2. The Recovery Process

* What is your algorithm that must be executed after a failure to restore the
	file system to a consistent state?  More specifically, how many times
	and in what direction(s) do you need to traverse the log?
* What assumptions can your recovery process make?
* What guarantees will your recovery process make? (That is, what can you
	say about the state of the system after recovery runs.)

3. Specific Log Records

* For each file system operation, what are the lower-level micro
operations that comprise it (note: these are the operations for
which you will write log records and recovery routines).

* Where can you make calls to logging routines?
* How will you propagate information about the log to the locations
	at which you need to write log records?
* What recovery actions are needed for each log record?

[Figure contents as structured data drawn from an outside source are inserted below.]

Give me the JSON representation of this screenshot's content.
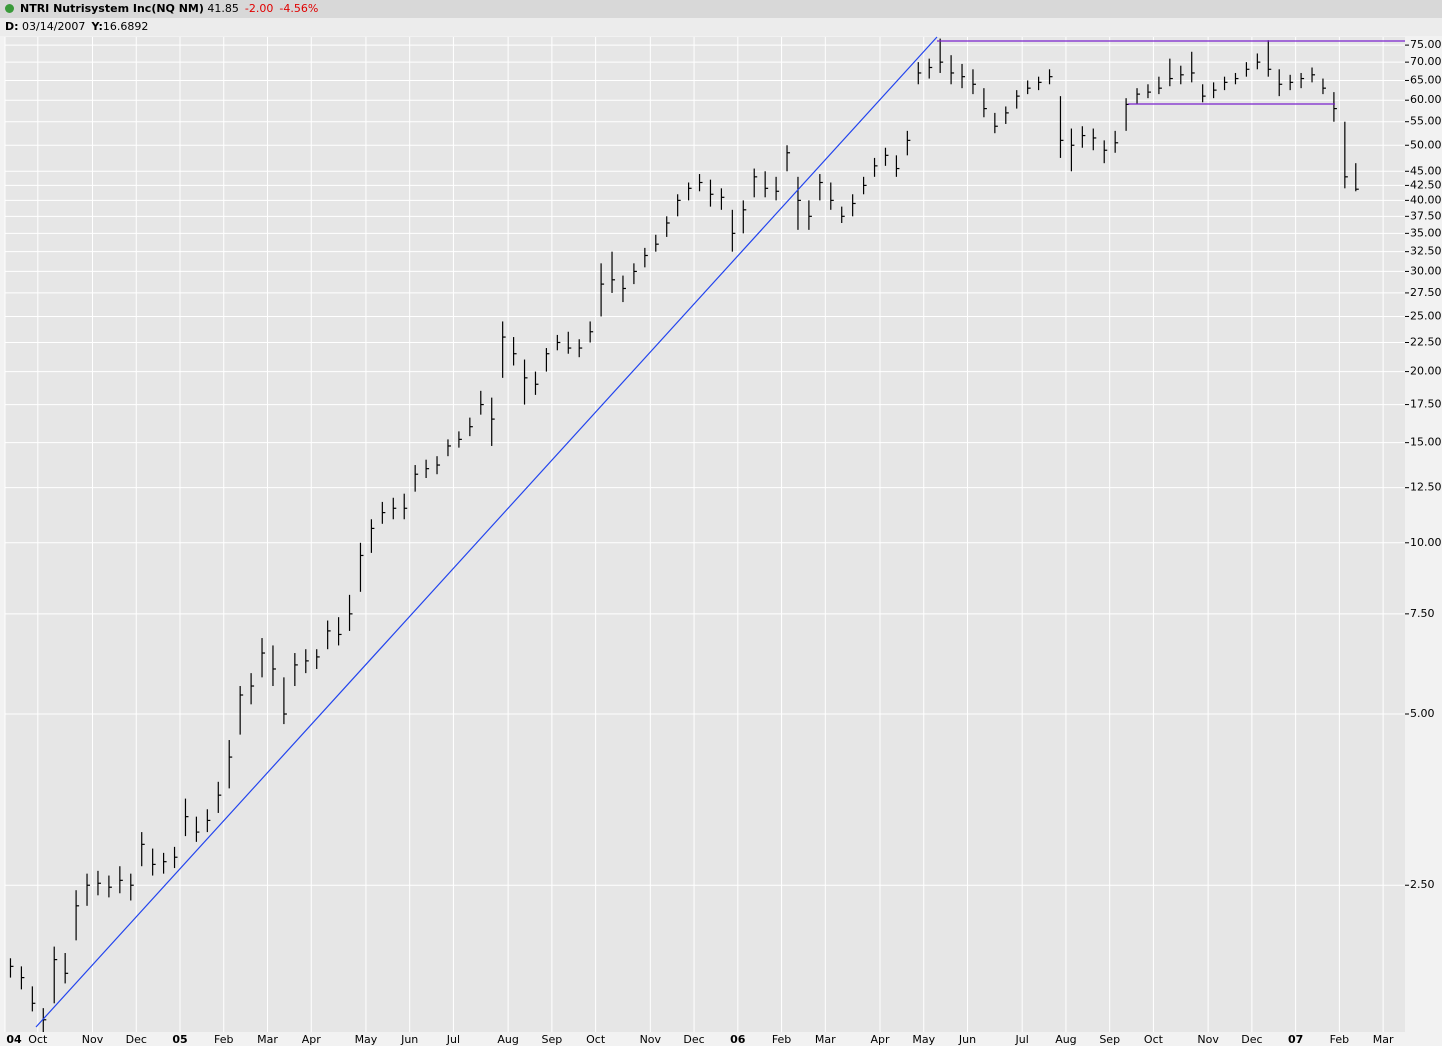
{
  "header": {
    "symbol_name": "NTRI Nutrisystem Inc(NQ NM)",
    "last": "41.85",
    "change": "-2.00",
    "change_pct": "-4.56%",
    "date_label": "D:",
    "date": "03/14/2007",
    "y_label": "Y:",
    "y_value": "16.6892"
  },
  "chart_data": {
    "type": "ohlc",
    "log_scale": true,
    "grid": true,
    "color": "#000000",
    "categories": [
      "04",
      null,
      null,
      "Oct",
      null,
      null,
      null,
      null,
      "Nov",
      null,
      null,
      null,
      "Dec",
      null,
      null,
      null,
      "05",
      null,
      null,
      null,
      "Feb",
      null,
      null,
      null,
      "Mar",
      null,
      null,
      null,
      "Apr",
      null,
      null,
      null,
      null,
      "May",
      null,
      null,
      null,
      "Jun",
      null,
      null,
      null,
      "Jul",
      null,
      null,
      null,
      null,
      "Aug",
      null,
      null,
      null,
      "Sep",
      null,
      null,
      null,
      "Oct",
      null,
      null,
      null,
      null,
      "Nov",
      null,
      null,
      null,
      "Dec",
      null,
      null,
      null,
      "06",
      null,
      null,
      null,
      "Feb",
      null,
      null,
      null,
      "Mar",
      null,
      null,
      null,
      null,
      "Apr",
      null,
      null,
      null,
      "May",
      null,
      null,
      null,
      "Jun",
      null,
      null,
      null,
      null,
      "Jul",
      null,
      null,
      null,
      "Aug",
      null,
      null,
      null,
      "Sep",
      null,
      null,
      null,
      "Oct",
      null,
      null,
      null,
      null,
      "Nov",
      null,
      null,
      null,
      "Dec",
      null,
      null,
      null,
      "07",
      null,
      null,
      null,
      "Feb",
      null,
      null,
      null,
      "Mar",
      null
    ],
    "high": [
      1.86,
      1.8,
      1.66,
      1.52,
      1.95,
      1.9,
      2.45,
      2.62,
      2.65,
      2.6,
      2.7,
      2.62,
      3.1,
      2.9,
      2.85,
      2.92,
      3.55,
      3.3,
      3.4,
      3.8,
      4.5,
      5.6,
      5.9,
      6.8,
      6.6,
      5.8,
      6.4,
      6.5,
      6.5,
      7.3,
      7.4,
      8.1,
      10.0,
      11.0,
      11.8,
      12.0,
      12.2,
      13.7,
      14.0,
      14.2,
      15.2,
      15.7,
      16.6,
      18.5,
      18.0,
      24.5,
      23.0,
      21.0,
      20.0,
      22.0,
      23.2,
      23.5,
      22.8,
      24.5,
      31.0,
      32.5,
      29.5,
      31.0,
      33.0,
      34.8,
      37.5,
      41.0,
      43.0,
      44.5,
      43.5,
      42.0,
      38.5,
      40.0,
      45.5,
      45.0,
      44.0,
      50.0,
      44.0,
      40.0,
      44.5,
      43.0,
      39.0,
      41.0,
      44.0,
      47.5,
      49.5,
      48.0,
      53.0,
      70.0,
      71.0,
      77.0,
      72.0,
      69.5,
      68.0,
      63.0,
      57.0,
      58.5,
      62.5,
      65.0,
      66.0,
      68.0,
      61.0,
      53.5,
      54.0,
      53.5,
      51.0,
      53.0,
      60.5,
      63.0,
      64.0,
      66.0,
      71.0,
      69.0,
      73.0,
      64.0,
      64.5,
      66.0,
      67.0,
      70.0,
      72.5,
      76.5,
      68.0,
      66.5,
      67.0,
      68.5,
      65.5,
      62.0,
      55.0,
      46.5,
      null,
      null,
      null,
      null
    ],
    "low": [
      1.72,
      1.64,
      1.5,
      1.38,
      1.55,
      1.68,
      2.0,
      2.3,
      2.4,
      2.38,
      2.42,
      2.35,
      2.7,
      2.6,
      2.62,
      2.68,
      3.05,
      2.98,
      3.1,
      3.35,
      3.7,
      4.6,
      5.2,
      5.8,
      5.6,
      4.8,
      5.6,
      5.9,
      6.0,
      6.5,
      6.6,
      7.0,
      8.2,
      9.6,
      10.8,
      11.0,
      11.0,
      12.3,
      13.0,
      13.2,
      14.2,
      14.7,
      15.4,
      16.8,
      14.8,
      19.5,
      20.5,
      17.5,
      18.2,
      20.0,
      21.8,
      21.5,
      21.2,
      22.5,
      25.0,
      27.5,
      26.5,
      28.5,
      30.5,
      32.5,
      34.5,
      37.5,
      40.0,
      41.5,
      39.0,
      38.5,
      32.5,
      35.0,
      40.5,
      40.5,
      40.0,
      45.0,
      35.5,
      35.5,
      40.0,
      38.5,
      36.5,
      37.5,
      41.0,
      44.0,
      46.0,
      44.0,
      48.0,
      64.0,
      65.5,
      67.0,
      64.0,
      63.0,
      61.5,
      56.0,
      52.5,
      54.5,
      58.0,
      61.5,
      62.5,
      64.0,
      47.5,
      45.0,
      49.5,
      49.0,
      46.5,
      48.5,
      53.0,
      59.0,
      60.5,
      61.5,
      63.5,
      64.0,
      64.5,
      59.5,
      60.5,
      62.5,
      64.0,
      66.0,
      68.0,
      66.0,
      61.0,
      62.5,
      63.0,
      64.5,
      61.5,
      55.0,
      42.0,
      41.5,
      null,
      null,
      null,
      null
    ],
    "close": [
      1.8,
      1.72,
      1.55,
      1.45,
      1.85,
      1.75,
      2.3,
      2.5,
      2.52,
      2.48,
      2.55,
      2.5,
      2.95,
      2.72,
      2.75,
      2.8,
      3.3,
      3.1,
      3.25,
      3.6,
      4.2,
      5.4,
      5.6,
      6.4,
      6.0,
      5.0,
      6.1,
      6.2,
      6.3,
      7.0,
      6.9,
      7.5,
      9.5,
      10.6,
      11.3,
      11.5,
      11.5,
      13.2,
      13.5,
      13.7,
      14.8,
      15.2,
      16.0,
      17.5,
      16.5,
      23.0,
      21.5,
      19.5,
      19.0,
      21.5,
      22.5,
      22.0,
      22.0,
      23.5,
      28.5,
      29.0,
      28.0,
      30.0,
      32.0,
      33.5,
      36.5,
      40.0,
      42.0,
      43.0,
      41.0,
      40.5,
      35.0,
      38.5,
      44.0,
      42.0,
      41.5,
      48.5,
      40.0,
      37.5,
      43.0,
      40.0,
      37.5,
      39.5,
      42.5,
      46.0,
      48.0,
      45.5,
      51.0,
      67.0,
      68.5,
      70.0,
      67.0,
      66.0,
      64.0,
      58.0,
      54.0,
      57.0,
      61.0,
      63.0,
      64.5,
      66.0,
      51.0,
      50.0,
      52.0,
      51.5,
      49.0,
      50.5,
      59.0,
      61.5,
      62.0,
      63.0,
      65.5,
      66.5,
      67.0,
      61.0,
      62.5,
      64.5,
      65.5,
      68.0,
      70.0,
      68.0,
      64.0,
      64.5,
      65.5,
      66.5,
      63.0,
      58.0,
      44.0,
      41.85,
      null,
      null,
      null,
      null
    ],
    "ylim": [
      1.38,
      77.5
    ],
    "yticks": [
      {
        "value": 75,
        "label": "75.00"
      },
      {
        "value": 70,
        "label": "70.00"
      },
      {
        "value": 65,
        "label": "65.00"
      },
      {
        "value": 60,
        "label": "60.00"
      },
      {
        "value": 55,
        "label": "55.00"
      },
      {
        "value": 50,
        "label": "50.00"
      },
      {
        "value": 45,
        "label": "45.00"
      },
      {
        "value": 42.5,
        "label": "42.50"
      },
      {
        "value": 40,
        "label": "40.00"
      },
      {
        "value": 37.5,
        "label": "37.50"
      },
      {
        "value": 35,
        "label": "35.00"
      },
      {
        "value": 32.5,
        "label": "32.50"
      },
      {
        "value": 30,
        "label": "30.00"
      },
      {
        "value": 27.5,
        "label": "27.50"
      },
      {
        "value": 25,
        "label": "25.00"
      },
      {
        "value": 22.5,
        "label": "22.50"
      },
      {
        "value": 20,
        "label": "20.00"
      },
      {
        "value": 17.5,
        "label": "17.50"
      },
      {
        "value": 15,
        "label": "15.00"
      },
      {
        "value": 12.5,
        "label": "12.50"
      },
      {
        "value": 10,
        "label": "10.00"
      },
      {
        "value": 7.5,
        "label": "7.50"
      },
      {
        "value": 5,
        "label": "5.00"
      },
      {
        "value": 2.5,
        "label": "2.50"
      }
    ]
  }
}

Have you
	specified enough information in your log records to facilitate
	what you need during recovery?

4. Transactions

* How are you keeping track of the set of log records that
	comprise a file system operation?
* What happens if you crash after you've written some, but not
	all of these operations?
* How does SFS's synchronization and the log container's
synchronization interact with your transaction implementation?


5. Testing

* How will you test your system?

* Can you outline a testing philosophy or strategy that will let you
	approach testing in a methodical fashion?

* Can you perform unit testing?  How?


6. Miscellaneous

* What features can you design into your system to facilitate
debugging?

* While you may assume there is no file system activity while you
	run recovery, there will almost certainly be activity while
	you write log records, take checkpoints, and reclaim log
	space.  What kind of synchronization will you need for that?